Kompliment an die  vielen Helfer die unter dem Wetter noch stärker leiden als die Läufer. An den Verpflegungsständen haben sich die meist jungen Helfer tief in ihren Unterstand zurückgezogen. Langsam zähle ich die Kilometer runter und hoffe noch auf eine  Zeit unter vier Stunden. Noch ein wenig kämpfen und durchhalten, dann taucht das Stadion auf. Diesmal darf ich nach links abbiegen und laufe noch die restlichen Meter ins Stadion ein. Die Laufbahn ist eine einzige Wasserfläche. Ich werde in den richtigen Zielkanal eingewiesen und der freundliche und fachkundige Moderator nennt meinen Namen und Verein. Über dem Zielbogen zeigt eine große Uhr die Laufzeit an.


Ich erreiche nach 3:58:23 das Ziel. Das ist Platz 1 in meiner Altersklasse M60. Die Zeit wird noch handgestoppt und die Startnummer notiert. Meine Frau und ihre Freundin sind die einzigen Zuschauer. Ich bin ziemlich durchnässt und daher froh,  dass meine Frau mir eine trockene, warme Jacke bringt. Hier im Ziel gibt es auch nochmals Wasser und Iso handwarm.

 

66 Marathonläufer werden schließlich das Ziel erreichen. Der letzte Läufer wird noch mit 6:17:21 gewertet.


Nur wenige Schritte brauche ich bis zur warmen Dusche und kann anschließend bei Kaffee und Kuchen noch die Siegerehrung abwarten. Birgit ist auch dort und wartet noch auf Bernhard, welcher auch bald darauf eintrifft. Sie hat beim Halbmarathon ihre Altersklasse gewonnen und ist natürlich sehr  zufrieden. Bernhard nimmt gelassen die Glückwünsche zum gelungenen 200ten entgegen.
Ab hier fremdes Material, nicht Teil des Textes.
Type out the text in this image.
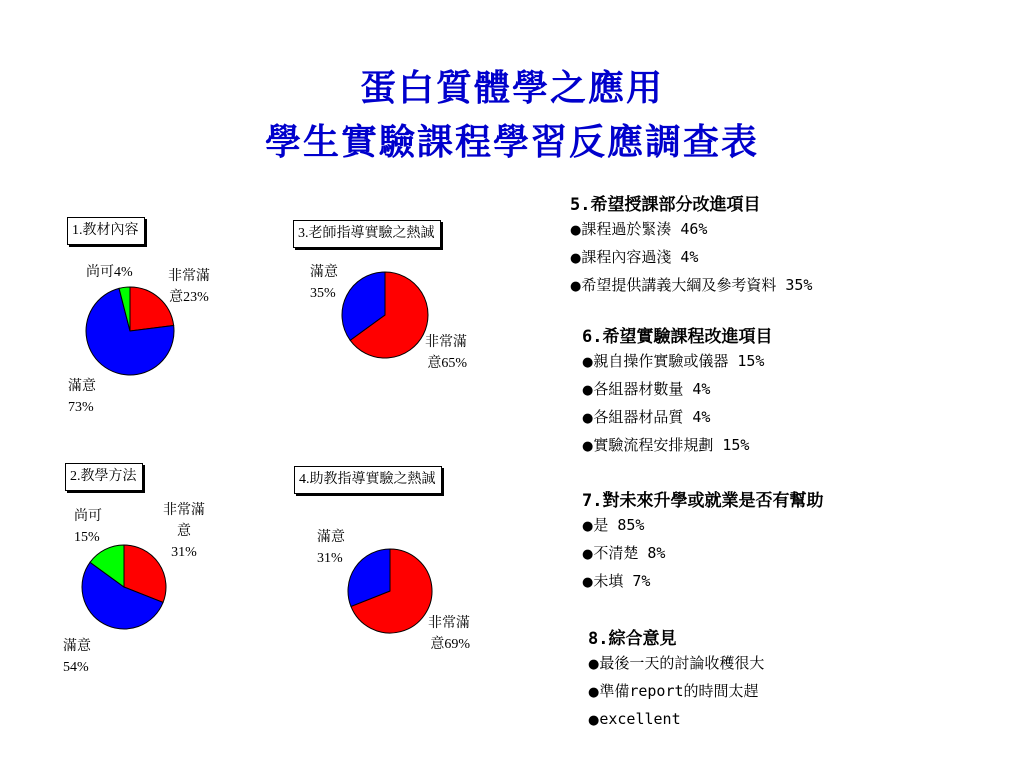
蛋白質體學之應用
學生實驗課程學習反應調查表
1.教材內容
尚可4%	非常滿
意23%
滿意
73%
3.老師指導實驗之熱誠
滿意
35%
非常滿
意65%
2.教學方法
尚可
15%
非常滿
意
31%
滿意
54%
4.助教指導實驗之熱誠
滿意
31%
非常滿
意69%

5.希望授課部分改進項目

●課程過於緊湊 46%

●課程內容過淺 4%

●希望提供講義大綱及參考資料 35%

6.希望實驗課程改進項目

●親自操作實驗或儀器 15%

●各組器材數量 4%

●各組器材品質 4%

●實驗流程安排規劃 15%

7.對未來升學或就業是否有幫助

●是 85%

●不清楚 8%

●未填 7%

8.綜合意見

●最後一天的討論收穫很大

●準備report的時間太趕

●excellent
Die Siegerehrung für den Marathonlauf geht pünktlich und zügig vonstatten. Sieger wurde Markus Flick  vom SF Ennepetal in 3:01:18 und bei den Frauen Mechthild Lappe vom VfB Salzkotten in 3:22:48.

 

Die gesamte Ergebnisliste ist im Internet unter www.sus-bertlich.de einzusehen.

 

Die Altersklassensieger erhalten sogar einen kleinen Pokal. Neu ist es in diesem Jahr, dass die Teilnehmer ihre Urkunde auch aus dem Internet ausdrucken können.


Ich freue mich, dass ich nochmals spät im Jahr einen Marathonlauf direkt vor meiner Haustüre mitmachen konnte. Auch die widrigen Umstände stärken ja letztendlich die Psyche für die neuen Herausforderungen. Diese Gelegenheit möchte ich in den nächsten Jahren noch gerne öfters hier in Bertlich nutzen.